Stiff Person Syndrome: Want to connect with others

Hi, @trs - welcome to Mayo Clinic Connect. The spasms you describe sound almost unbearable. I'm glad you've found some relief.

Was your doctor the one who suggested the medical cannabis, or how did you decide to try that route?

@bryan_in_dallas - what treatment avenues are your rheumatologist having your pursue for SPS?

Hi, I am new to this board. 4 years ago I was dx with SPS after more than 10 years of working with docs across specialties, to figure out what was happening to my body. As a medical professional this was very disturbing. Finally after treating me for 4 years, my pain specialist dx me with SPS. SPS was dx after ruling out everything from fibromyalgia, RA, and lupus. And my presentation was very similar to another patient who presented with SPS. I have a normal EMG, but at times, the spasms impact my whole body from neck to toes. I have learned that there are absolutely different variations of SPS. In my case, unless I intervene, with meds, the spasms are so powerful that I feel as though my bones will break. My body contorts and the painful spasms are unbearable! Over the 4 years, the spasms, rigidity, and pain have progressed in duration, frequency, and intensity. I failed valium, injections and balcofen. 3 years ago, I was very discouraged because I had exhausted all of the med options, but I refused to give up. So, I started medical cannabis as my last option. The cannabis helped slightly, but when I increased the dose to a 1:1 ratio of cbd/thc, to my surprise, it prevented the onset of the spasms! And unlike the other meds, my blood work was clean. At times while on the cannabis, I can feel them trying to set in, but they do not fully manifest! So days, I use cannabis 3-4 times. I am so thankful. Now the biggest challenge is traveling across state lines. While I have a medical cannabis card from my home state, I cannot legally take the cannabis with me if I try to vacation elsewhere. I hope my story helps.

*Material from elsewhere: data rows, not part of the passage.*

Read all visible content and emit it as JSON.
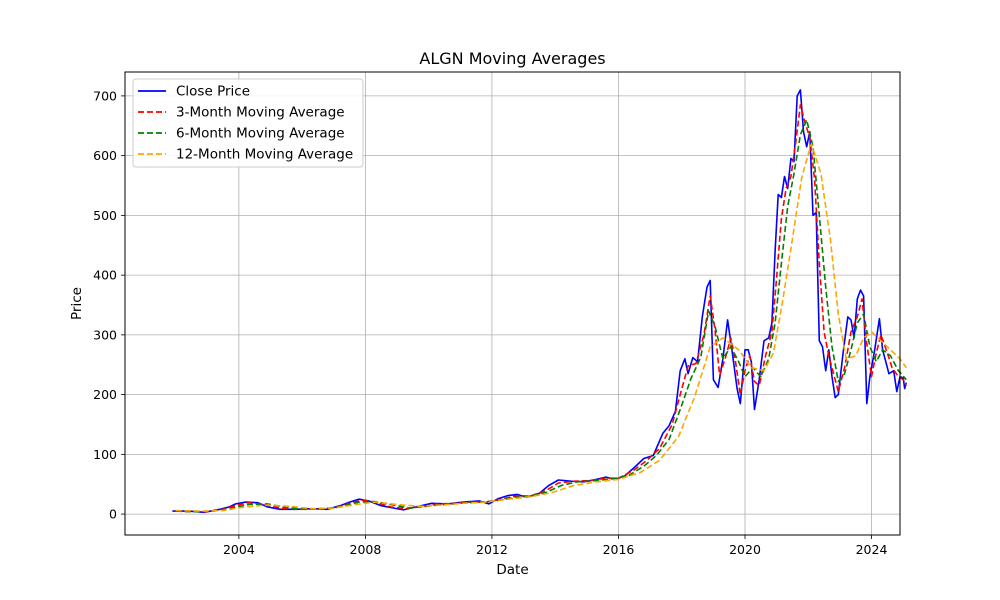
{
  "chart_data": {
    "type": "line",
    "title": "ALGN Moving Averages",
    "xlabel": "Date",
    "ylabel": "Price",
    "xlim": [
      2000.4,
      2024.9
    ],
    "ylim": [
      -35,
      740
    ],
    "x_ticks": [
      2004,
      2008,
      2012,
      2016,
      2020,
      2024
    ],
    "x_tick_labels": [
      "2004",
      "2008",
      "2012",
      "2016",
      "2020",
      "2024"
    ],
    "y_ticks": [
      0,
      100,
      200,
      300,
      400,
      500,
      600,
      700
    ],
    "y_tick_labels": [
      "0",
      "100",
      "200",
      "300",
      "400",
      "500",
      "600",
      "700"
    ],
    "grid": true,
    "legend_position": "top-left",
    "series": [
      {
        "name": "Close Price",
        "color": "#0000ff",
        "style": "solid",
        "points": [
          [
            2001.9,
            5
          ],
          [
            2002.4,
            5
          ],
          [
            2002.9,
            3
          ],
          [
            2003.4,
            8
          ],
          [
            2003.7,
            12
          ],
          [
            2003.9,
            17
          ],
          [
            2004.2,
            20
          ],
          [
            2004.6,
            19
          ],
          [
            2004.9,
            12
          ],
          [
            2005.3,
            8
          ],
          [
            2005.8,
            8
          ],
          [
            2006.3,
            9
          ],
          [
            2006.8,
            8
          ],
          [
            2007.2,
            14
          ],
          [
            2007.5,
            20
          ],
          [
            2007.8,
            25
          ],
          [
            2008.1,
            22
          ],
          [
            2008.5,
            14
          ],
          [
            2008.9,
            10
          ],
          [
            2009.2,
            7
          ],
          [
            2009.6,
            12
          ],
          [
            2010.1,
            18
          ],
          [
            2010.6,
            17
          ],
          [
            2011.1,
            20
          ],
          [
            2011.6,
            22
          ],
          [
            2011.9,
            17
          ],
          [
            2012.2,
            26
          ],
          [
            2012.5,
            31
          ],
          [
            2012.8,
            33
          ],
          [
            2013.1,
            28
          ],
          [
            2013.5,
            35
          ],
          [
            2013.8,
            48
          ],
          [
            2014.1,
            57
          ],
          [
            2014.5,
            55
          ],
          [
            2014.9,
            54
          ],
          [
            2015.3,
            58
          ],
          [
            2015.6,
            62
          ],
          [
            2015.9,
            58
          ],
          [
            2016.2,
            64
          ],
          [
            2016.5,
            78
          ],
          [
            2016.8,
            93
          ],
          [
            2017.1,
            98
          ],
          [
            2017.4,
            135
          ],
          [
            2017.6,
            148
          ],
          [
            2017.8,
            172
          ],
          [
            2017.95,
            240
          ],
          [
            2018.1,
            260
          ],
          [
            2018.2,
            235
          ],
          [
            2018.35,
            262
          ],
          [
            2018.5,
            255
          ],
          [
            2018.65,
            330
          ],
          [
            2018.8,
            380
          ],
          [
            2018.9,
            391
          ],
          [
            2019.0,
            225
          ],
          [
            2019.15,
            212
          ],
          [
            2019.3,
            260
          ],
          [
            2019.45,
            325
          ],
          [
            2019.6,
            270
          ],
          [
            2019.75,
            210
          ],
          [
            2019.85,
            185
          ],
          [
            2020.0,
            275
          ],
          [
            2020.1,
            275
          ],
          [
            2020.2,
            255
          ],
          [
            2020.3,
            175
          ],
          [
            2020.45,
            225
          ],
          [
            2020.6,
            290
          ],
          [
            2020.75,
            295
          ],
          [
            2020.85,
            320
          ],
          [
            2020.95,
            440
          ],
          [
            2021.05,
            535
          ],
          [
            2021.15,
            530
          ],
          [
            2021.25,
            565
          ],
          [
            2021.35,
            545
          ],
          [
            2021.45,
            595
          ],
          [
            2021.55,
            590
          ],
          [
            2021.65,
            700
          ],
          [
            2021.75,
            710
          ],
          [
            2021.85,
            640
          ],
          [
            2021.95,
            615
          ],
          [
            2022.05,
            640
          ],
          [
            2022.15,
            500
          ],
          [
            2022.25,
            505
          ],
          [
            2022.35,
            290
          ],
          [
            2022.45,
            280
          ],
          [
            2022.55,
            240
          ],
          [
            2022.65,
            275
          ],
          [
            2022.75,
            230
          ],
          [
            2022.85,
            195
          ],
          [
            2022.95,
            200
          ],
          [
            2023.1,
            270
          ],
          [
            2023.25,
            330
          ],
          [
            2023.35,
            325
          ],
          [
            2023.45,
            295
          ],
          [
            2023.55,
            360
          ],
          [
            2023.65,
            375
          ],
          [
            2023.75,
            365
          ],
          [
            2023.85,
            185
          ],
          [
            2023.95,
            230
          ],
          [
            2024.1,
            275
          ],
          [
            2024.25,
            327
          ],
          [
            2024.35,
            275
          ],
          [
            2024.45,
            255
          ],
          [
            2024.55,
            235
          ],
          [
            2024.7,
            240
          ],
          [
            2024.8,
            205
          ],
          [
            2024.9,
            230
          ],
          [
            2025.0,
            228
          ],
          [
            2025.05,
            210
          ],
          [
            2025.1,
            220
          ]
        ]
      },
      {
        "name": "3-Month Moving Average",
        "color": "#ff0000",
        "style": "dashed",
        "points": [
          [
            2002.0,
            5
          ],
          [
            2002.5,
            4
          ],
          [
            2003.0,
            4
          ],
          [
            2003.5,
            8
          ],
          [
            2003.9,
            14
          ],
          [
            2004.3,
            19
          ],
          [
            2004.8,
            16
          ],
          [
            2005.3,
            10
          ],
          [
            2005.9,
            8
          ],
          [
            2006.5,
            9
          ],
          [
            2007.0,
            10
          ],
          [
            2007.5,
            18
          ],
          [
            2007.9,
            23
          ],
          [
            2008.3,
            20
          ],
          [
            2008.8,
            12
          ],
          [
            2009.3,
            9
          ],
          [
            2009.8,
            13
          ],
          [
            2010.3,
            17
          ],
          [
            2010.8,
            18
          ],
          [
            2011.3,
            20
          ],
          [
            2011.8,
            20
          ],
          [
            2012.3,
            25
          ],
          [
            2012.8,
            31
          ],
          [
            2013.2,
            30
          ],
          [
            2013.7,
            39
          ],
          [
            2014.1,
            52
          ],
          [
            2014.6,
            55
          ],
          [
            2015.1,
            56
          ],
          [
            2015.6,
            60
          ],
          [
            2016.0,
            60
          ],
          [
            2016.5,
            74
          ],
          [
            2016.9,
            90
          ],
          [
            2017.3,
            110
          ],
          [
            2017.7,
            150
          ],
          [
            2017.95,
            200
          ],
          [
            2018.2,
            248
          ],
          [
            2018.45,
            252
          ],
          [
            2018.7,
            300
          ],
          [
            2018.9,
            365
          ],
          [
            2019.05,
            310
          ],
          [
            2019.2,
            232
          ],
          [
            2019.4,
            265
          ],
          [
            2019.55,
            295
          ],
          [
            2019.7,
            255
          ],
          [
            2019.85,
            200
          ],
          [
            2020.0,
            240
          ],
          [
            2020.15,
            265
          ],
          [
            2020.3,
            222
          ],
          [
            2020.45,
            215
          ],
          [
            2020.65,
            265
          ],
          [
            2020.85,
            305
          ],
          [
            2021.0,
            395
          ],
          [
            2021.15,
            495
          ],
          [
            2021.3,
            545
          ],
          [
            2021.45,
            565
          ],
          [
            2021.6,
            620
          ],
          [
            2021.75,
            685
          ],
          [
            2021.9,
            655
          ],
          [
            2022.05,
            630
          ],
          [
            2022.2,
            560
          ],
          [
            2022.35,
            420
          ],
          [
            2022.5,
            305
          ],
          [
            2022.65,
            265
          ],
          [
            2022.8,
            235
          ],
          [
            2022.95,
            205
          ],
          [
            2023.15,
            245
          ],
          [
            2023.35,
            305
          ],
          [
            2023.55,
            330
          ],
          [
            2023.7,
            360
          ],
          [
            2023.85,
            285
          ],
          [
            2024.0,
            230
          ],
          [
            2024.15,
            270
          ],
          [
            2024.3,
            300
          ],
          [
            2024.5,
            270
          ],
          [
            2024.65,
            245
          ],
          [
            2024.85,
            230
          ],
          [
            2025.0,
            225
          ],
          [
            2025.1,
            215
          ]
        ]
      },
      {
        "name": "6-Month Moving Average",
        "color": "#008000",
        "style": "dashed",
        "points": [
          [
            2002.0,
            5
          ],
          [
            2002.6,
            4
          ],
          [
            2003.2,
            5
          ],
          [
            2003.8,
            10
          ],
          [
            2004.3,
            16
          ],
          [
            2004.9,
            17
          ],
          [
            2005.5,
            11
          ],
          [
            2006.1,
            8
          ],
          [
            2006.7,
            9
          ],
          [
            2007.2,
            12
          ],
          [
            2007.8,
            20
          ],
          [
            2008.3,
            21
          ],
          [
            2008.9,
            15
          ],
          [
            2009.4,
            10
          ],
          [
            2009.9,
            13
          ],
          [
            2010.5,
            16
          ],
          [
            2011.0,
            18
          ],
          [
            2011.6,
            20
          ],
          [
            2012.1,
            22
          ],
          [
            2012.7,
            28
          ],
          [
            2013.2,
            30
          ],
          [
            2013.7,
            36
          ],
          [
            2014.2,
            48
          ],
          [
            2014.7,
            54
          ],
          [
            2015.3,
            56
          ],
          [
            2015.8,
            59
          ],
          [
            2016.3,
            64
          ],
          [
            2016.8,
            80
          ],
          [
            2017.2,
            98
          ],
          [
            2017.6,
            125
          ],
          [
            2017.95,
            175
          ],
          [
            2018.3,
            228
          ],
          [
            2018.6,
            262
          ],
          [
            2018.85,
            340
          ],
          [
            2019.05,
            315
          ],
          [
            2019.3,
            260
          ],
          [
            2019.55,
            280
          ],
          [
            2019.8,
            255
          ],
          [
            2020.0,
            230
          ],
          [
            2020.25,
            245
          ],
          [
            2020.5,
            230
          ],
          [
            2020.75,
            260
          ],
          [
            2020.95,
            320
          ],
          [
            2021.15,
            420
          ],
          [
            2021.35,
            515
          ],
          [
            2021.55,
            570
          ],
          [
            2021.75,
            635
          ],
          [
            2021.95,
            660
          ],
          [
            2022.15,
            615
          ],
          [
            2022.35,
            500
          ],
          [
            2022.55,
            380
          ],
          [
            2022.75,
            280
          ],
          [
            2022.95,
            222
          ],
          [
            2023.15,
            235
          ],
          [
            2023.35,
            275
          ],
          [
            2023.55,
            320
          ],
          [
            2023.75,
            335
          ],
          [
            2023.95,
            280
          ],
          [
            2024.15,
            255
          ],
          [
            2024.35,
            275
          ],
          [
            2024.6,
            265
          ],
          [
            2024.85,
            240
          ],
          [
            2025.1,
            225
          ]
        ]
      },
      {
        "name": "12-Month Moving Average",
        "color": "#ffa500",
        "style": "dashed",
        "points": [
          [
            2002.0,
            6
          ],
          [
            2002.8,
            5
          ],
          [
            2003.5,
            6
          ],
          [
            2004.2,
            12
          ],
          [
            2004.9,
            15
          ],
          [
            2005.6,
            13
          ],
          [
            2006.3,
            9
          ],
          [
            2007.0,
            10
          ],
          [
            2007.7,
            16
          ],
          [
            2008.3,
            20
          ],
          [
            2009.0,
            16
          ],
          [
            2009.7,
            13
          ],
          [
            2010.4,
            15
          ],
          [
            2011.1,
            18
          ],
          [
            2011.8,
            20
          ],
          [
            2012.5,
            25
          ],
          [
            2013.2,
            29
          ],
          [
            2013.9,
            36
          ],
          [
            2014.6,
            48
          ],
          [
            2015.3,
            54
          ],
          [
            2016.0,
            58
          ],
          [
            2016.7,
            70
          ],
          [
            2017.3,
            90
          ],
          [
            2017.9,
            130
          ],
          [
            2018.4,
            195
          ],
          [
            2018.9,
            280
          ],
          [
            2019.3,
            295
          ],
          [
            2019.8,
            275
          ],
          [
            2020.2,
            245
          ],
          [
            2020.6,
            240
          ],
          [
            2020.9,
            270
          ],
          [
            2021.2,
            360
          ],
          [
            2021.5,
            460
          ],
          [
            2021.8,
            565
          ],
          [
            2022.1,
            620
          ],
          [
            2022.4,
            570
          ],
          [
            2022.7,
            460
          ],
          [
            2022.95,
            335
          ],
          [
            2023.2,
            260
          ],
          [
            2023.5,
            265
          ],
          [
            2023.75,
            295
          ],
          [
            2024.0,
            305
          ],
          [
            2024.3,
            290
          ],
          [
            2024.6,
            275
          ],
          [
            2024.9,
            260
          ],
          [
            2025.1,
            245
          ]
        ]
      }
    ]
  }
}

Great question. The more I read about SPS, the more I think that might be the “undiagnosed autoimmune disorder” that I wrestle with; alone with osteoarthritis. I’ve actually seem 5 different neurologists, though, and other than confirming I have peripheral neuropathy, they’ve been no help. I believe two of the neuros specialize in autoimmune disorders. So I’ve basically stopped chasing the neurological side and continued seeing my rheumatologist.

Thank you Sarah!

Hi, @sarah1000, and welcome to Mayo Clinic Connect. Appreciate your input. Do you also have stiff person syndrome?

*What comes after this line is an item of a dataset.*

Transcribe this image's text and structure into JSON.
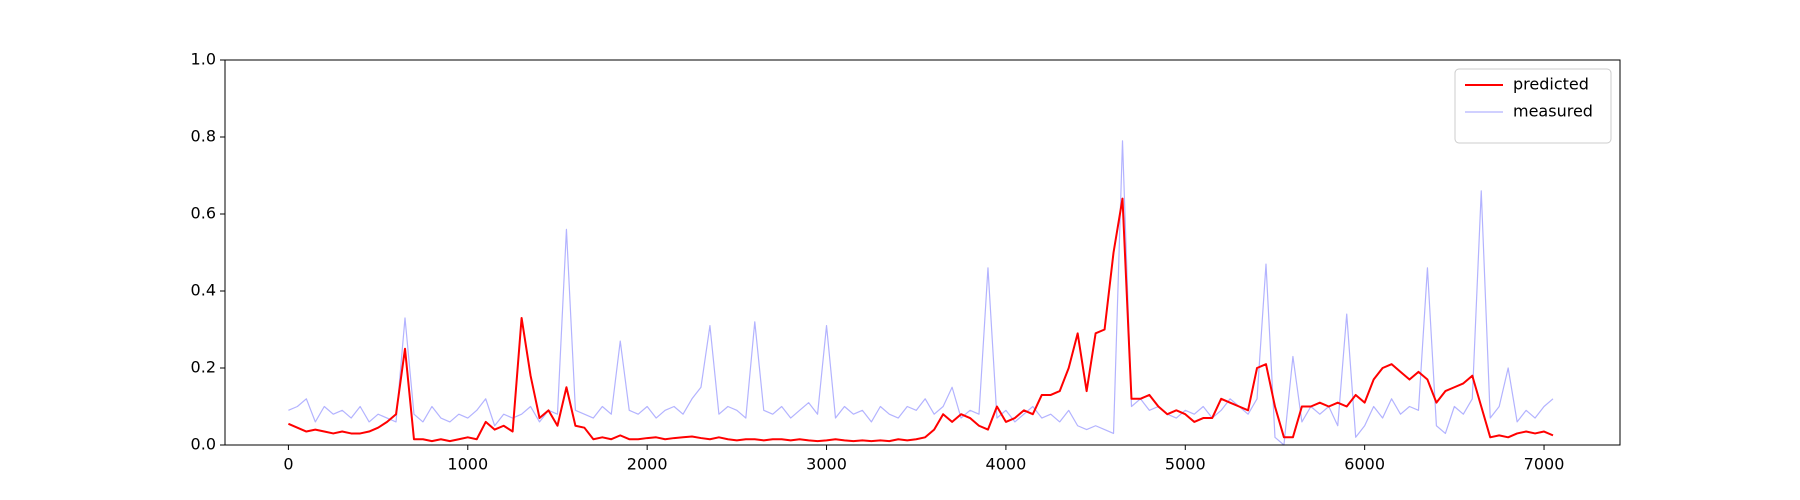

@awinkler73 - will you share what other treatment options you and your doctor discussed at your appointment?

Hi there Bryan-
I'm sorry to hear about your health issues. SPS is a member of the GAD65 antibody autoimmune disorders.(SPS, Myesthinia Gravis, Sjogren's, CIDP, etc...) Many of these disorders have overlapping symptoms. You also may have more than one disorder. There are tests to figure out which one you have and treatment is different for each. From the sounds of it, you have an autoimmune issue that involves your central nervous system. You need to find an auto immune Neurologist . These will generally be at the major University Hospitals. They will be able to determine what issue you have and treat you for it. I wish you the best!

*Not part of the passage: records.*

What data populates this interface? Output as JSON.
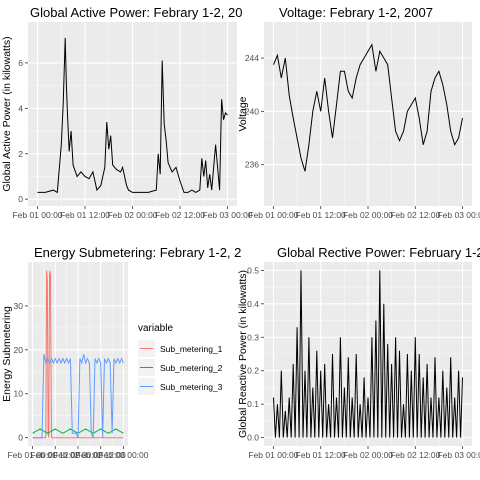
{
  "chart_data": [
    {
      "type": "line",
      "title": "Global Active Power: Febrary 1-2, 20",
      "xlabel": "",
      "ylabel": "Global Active Power (in kilowatts)",
      "x_ticks": [
        "Feb 01 00:00",
        "Feb 01 12:00",
        "Feb 02 00:00",
        "Feb 02 12:00",
        "Feb 03 00:00"
      ],
      "xlim_hours": [
        -2.4,
        50.4
      ],
      "y_ticks": [
        "0",
        "2",
        "4",
        "6"
      ],
      "ylim": [
        -0.3,
        7.8
      ],
      "grid": true,
      "series": [
        {
          "color": "#000000",
          "x_hours": [
            0,
            2,
            4,
            5,
            6,
            6.5,
            7,
            7.3,
            7.6,
            8,
            8.5,
            9,
            10,
            11,
            12,
            13,
            14,
            15,
            16,
            17,
            17.5,
            18,
            18.5,
            19,
            20,
            21,
            21.5,
            22,
            22.5,
            23,
            24,
            26,
            28,
            30,
            30.5,
            31,
            31.5,
            32,
            32.5,
            33,
            34,
            35,
            36,
            37,
            38,
            39,
            40,
            41,
            41.5,
            42,
            42.5,
            43,
            43.5,
            44,
            45,
            46,
            46.5,
            47,
            47.5,
            48
          ],
          "values": [
            0.3,
            0.3,
            0.4,
            0.3,
            2.4,
            4.2,
            7.1,
            5.0,
            3.6,
            2.1,
            3.0,
            1.5,
            1.0,
            1.2,
            1.0,
            0.9,
            1.2,
            0.4,
            0.6,
            1.4,
            3.4,
            2.2,
            2.8,
            1.5,
            1.3,
            1.2,
            1.4,
            1.0,
            0.6,
            0.4,
            0.3,
            0.3,
            0.3,
            0.4,
            2.0,
            1.1,
            6.1,
            3.3,
            2.6,
            1.6,
            1.2,
            1.4,
            0.8,
            0.3,
            0.3,
            0.4,
            0.3,
            0.4,
            1.8,
            1.0,
            1.7,
            0.5,
            1.1,
            0.4,
            2.4,
            0.4,
            4.4,
            3.5,
            3.8,
            3.7
          ]
        }
      ]
    },
    {
      "type": "line",
      "title": "Voltage: Febrary 1-2, 2007",
      "xlabel": "",
      "ylabel": "Voltage",
      "x_ticks": [
        "Feb 01 00:00",
        "Feb 01 12:00",
        "Feb 02 00:00",
        "Feb 02 12:00",
        "Feb 03 00:00"
      ],
      "xlim_hours": [
        -2.4,
        50.4
      ],
      "y_ticks": [
        "236",
        "240",
        "244"
      ],
      "ylim": [
        232.9,
        246.7
      ],
      "grid": true,
      "series": [
        {
          "color": "#000000",
          "x_hours": [
            0,
            1,
            2,
            3,
            4,
            5,
            6,
            7,
            8,
            9,
            10,
            11,
            12,
            13,
            14,
            15,
            16,
            17,
            18,
            19,
            20,
            21,
            22,
            23,
            24,
            25,
            26,
            27,
            28,
            29,
            30,
            31,
            32,
            33,
            34,
            35,
            36,
            37,
            38,
            39,
            40,
            41,
            42,
            43,
            44,
            45,
            46,
            47,
            48
          ],
          "values": [
            243.5,
            244.2,
            242.5,
            244.0,
            241.2,
            239.5,
            238.0,
            236.5,
            235.5,
            237.5,
            240.0,
            241.5,
            240.0,
            242.5,
            240.0,
            238.0,
            240.5,
            243.0,
            243.0,
            241.5,
            241.0,
            242.5,
            243.5,
            244.0,
            244.5,
            245.0,
            243.0,
            244.5,
            244.0,
            243.5,
            241.0,
            238.5,
            237.8,
            238.5,
            240.0,
            240.5,
            241.0,
            239.5,
            237.5,
            238.5,
            241.5,
            242.5,
            243.0,
            242.0,
            240.5,
            238.5,
            237.5,
            238.0,
            239.5
          ]
        }
      ]
    },
    {
      "type": "line",
      "title": "Energy Submetering: Febrary 1-2, 2",
      "xlabel": "",
      "ylabel": "Energy Submetering",
      "x_ticks": [
        "Feb 01 00:00",
        "Feb 01 12:00",
        "Feb 02 00:00",
        "Feb 02 12:00",
        "Feb 03 00:00"
      ],
      "xlim_hours": [
        -2.4,
        50.4
      ],
      "y_ticks": [
        "0",
        "10",
        "20",
        "30"
      ],
      "ylim": [
        -1.9,
        40.0
      ],
      "grid": true,
      "legend_title": "variable",
      "legend_position": "right",
      "series": [
        {
          "name": "Sub_metering_1",
          "color": "#F8766D",
          "x_hours": [
            0,
            7.0,
            7.4,
            7.8,
            8.2,
            8.6,
            9.0,
            9.5,
            10,
            48
          ],
          "values": [
            0,
            0,
            38,
            36,
            1,
            0,
            38,
            37,
            0,
            0
          ]
        },
        {
          "name": "Sub_metering_2",
          "color": "#00BA38",
          "x_hours": [
            0,
            4,
            8,
            12,
            16,
            20,
            24,
            28,
            32,
            36,
            40,
            44,
            48
          ],
          "values": [
            1,
            2,
            1,
            2,
            1,
            2,
            1,
            2,
            1,
            2,
            1,
            2,
            1
          ]
        },
        {
          "name": "Sub_metering_3",
          "color": "#619CFF",
          "x_hours": [
            0,
            1,
            2,
            3,
            4,
            5,
            6,
            7,
            8,
            9,
            10,
            11,
            12,
            13,
            14,
            15,
            16,
            17,
            18,
            19,
            20,
            21,
            22,
            23,
            24,
            25,
            26,
            27,
            28,
            29,
            30,
            31,
            32,
            33,
            34,
            35,
            36,
            37,
            38,
            39,
            40,
            41,
            42,
            43,
            44,
            45,
            46,
            47,
            48
          ],
          "values": [
            0,
            0,
            0,
            0,
            0,
            0,
            19,
            17,
            18,
            17,
            18,
            17,
            18,
            17,
            18,
            17,
            18,
            17,
            18,
            17,
            18,
            1,
            1,
            1,
            0,
            18,
            17,
            19,
            17,
            18,
            17,
            1,
            0,
            18,
            17,
            18,
            17,
            0,
            18,
            17,
            18,
            17,
            1,
            18,
            17,
            18,
            17,
            18,
            17
          ]
        }
      ]
    },
    {
      "type": "line",
      "title": "Global Rective Power: February 1-2,",
      "xlabel": "",
      "ylabel": "Global Reactive Power (in kilowatts)",
      "x_ticks": [
        "Feb 01 00:00",
        "Feb 01 12:00",
        "Feb 02 00:00",
        "Feb 02 12:00",
        "Feb 03 00:00"
      ],
      "xlim_hours": [
        -2.4,
        50.4
      ],
      "y_ticks": [
        "0.0",
        "0.1",
        "0.2",
        "0.3",
        "0.4",
        "0.5"
      ],
      "ylim": [
        -0.025,
        0.525
      ],
      "grid": true,
      "series": [
        {
          "color": "#000000",
          "x_hours": [
            0,
            0.5,
            1,
            1.5,
            2,
            2.5,
            3,
            3.5,
            4,
            4.5,
            5,
            5.5,
            6,
            6.5,
            7,
            7.5,
            8,
            8.5,
            9,
            9.5,
            10,
            10.5,
            11,
            11.5,
            12,
            12.5,
            13,
            13.5,
            14,
            14.5,
            15,
            15.5,
            16,
            16.5,
            17,
            17.5,
            18,
            18.5,
            19,
            19.5,
            20,
            20.5,
            21,
            21.5,
            22,
            22.5,
            23,
            23.5,
            24,
            24.5,
            25,
            25.5,
            26,
            26.5,
            27,
            27.5,
            28,
            28.5,
            29,
            29.5,
            30,
            30.5,
            31,
            31.5,
            32,
            32.5,
            33,
            33.5,
            34,
            34.5,
            35,
            35.5,
            36,
            36.5,
            37,
            37.5,
            38,
            38.5,
            39,
            39.5,
            40,
            40.5,
            41,
            41.5,
            42,
            42.5,
            43,
            43.5,
            44,
            44.5,
            45,
            45.5,
            46,
            46.5,
            47,
            47.5,
            48
          ],
          "values": [
            0.12,
            0,
            0.1,
            0,
            0.2,
            0,
            0.08,
            0,
            0.12,
            0,
            0.22,
            0,
            0.33,
            0,
            0.5,
            0,
            0.2,
            0,
            0.3,
            0,
            0.15,
            0,
            0.26,
            0,
            0.2,
            0,
            0.22,
            0,
            0.1,
            0,
            0.25,
            0,
            0.12,
            0,
            0.3,
            0,
            0.15,
            0,
            0.24,
            0,
            0.12,
            0,
            0.25,
            0,
            0.1,
            0,
            0.18,
            0,
            0.12,
            0,
            0.3,
            0,
            0.35,
            0,
            0.5,
            0,
            0.4,
            0,
            0.28,
            0,
            0.22,
            0,
            0.3,
            0,
            0.26,
            0,
            0.1,
            0,
            0.25,
            0,
            0.2,
            0,
            0.3,
            0,
            0.25,
            0,
            0.18,
            0,
            0.22,
            0,
            0.12,
            0,
            0.24,
            0,
            0.12,
            0,
            0.2,
            0,
            0.15,
            0,
            0.24,
            0,
            0.12,
            0,
            0.2,
            0,
            0.18
          ]
        }
      ]
    }
  ]
}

The this g you have to remember with this disease is that everyone is different. One treatment may work for me but may not work for you or whoever. The medication is one of the keys. Valium is a common med but it is not a long lasting drug so you end up taking it more often than normal and become addicted. Clonozapam lasts longer so it isn't as dangerous in that aspect. Gabapentin is another along with baclofen. I also take immuran

I've been on IVIG for 2 years and they have slowed progression to an extent. Have discussed other options at the last appointment.

It's a tough condition. Has IVIG helped?

I was duagnosed3 years ago. Have been on Ivig I fusion of gammagard for 2 years. The doctors think I've had this for 12 plus years. Any questions just ask.